Un objet est nom et forme. Le nom et la forme appartiennent au corps, aux sens, au mental. Un objet existe seulement parce qu'il y a un sujet. Mais lorsqu'on l'examine de plus près, ce soi-disant sujet, avec lequel nous nous sommes identifiés, est également vu comme étant un objet. Il peut être perçu par un sujet supérieur, appelé parfois le "témoin" pour des raisons pédagogiques. Le témoin n'existe pas. Il y a seulement être le témoin de, qui est conscience, vigilance, notre état naturel.

Lorsqu'il y a identification avec le sujet relatif, la dualité est maintenue et l'objet ne peut se vider de l'objectivité. Mais lorsque le sujet est vu comme une fonction du mental, comme n'ayant aucune autonomie, aucune substance, le nom et la forme sont abandonnés. Dans ce lâcher-prise, l'objet perd son objectivité et se réfère immédiatement à notre totalité, la conscience sans objet. [...]

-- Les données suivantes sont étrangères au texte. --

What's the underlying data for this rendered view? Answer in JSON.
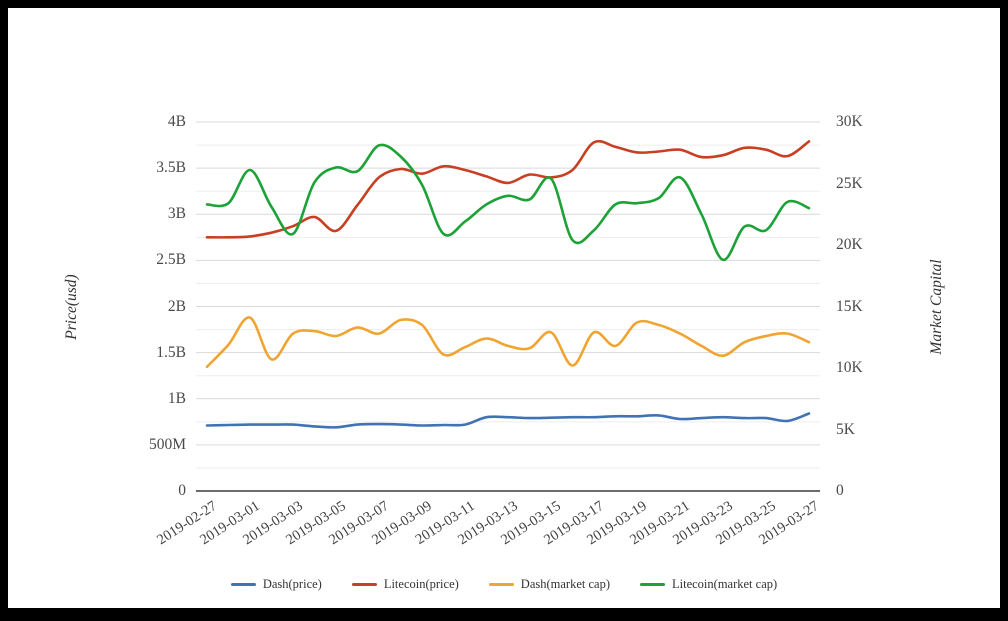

Lorsque la dernière activité de protection d'une image de soi s'est mise en suspension, on est simplement laissé en présence d'être là. C'est une présence sans direction, sans activité cérébrale. Vous vous trouvez dans la créativité du silence explorant le champ non-cérébral, le sans-direction. Puis, vient un moment où il n'y a plus rien à observer, et la division, maintenant très subtile, entre observateur et observé s'évanouit spontanément. C'est "être méditation", où personne n'est conscient de rien. Personne ne se meut dans la vie quotidienne. Il n'y a pas de restriction sur l'individualité. Il n'y a que totalité, globalité. C'est un non-état. Ensuite, lorsque l'action est requise, l'action apparaît ; lorsque la parole est nécessaire, le son apparaît ; le mouvement se produit lorsque le mouvement est nécessaire. Vous utilisez vos facultés ou vos organes des sens lorsque le besoin s'en fait sentir. Chaque chose, chaque percept, concept, sensation, émotion, vient de la totalité de votre être.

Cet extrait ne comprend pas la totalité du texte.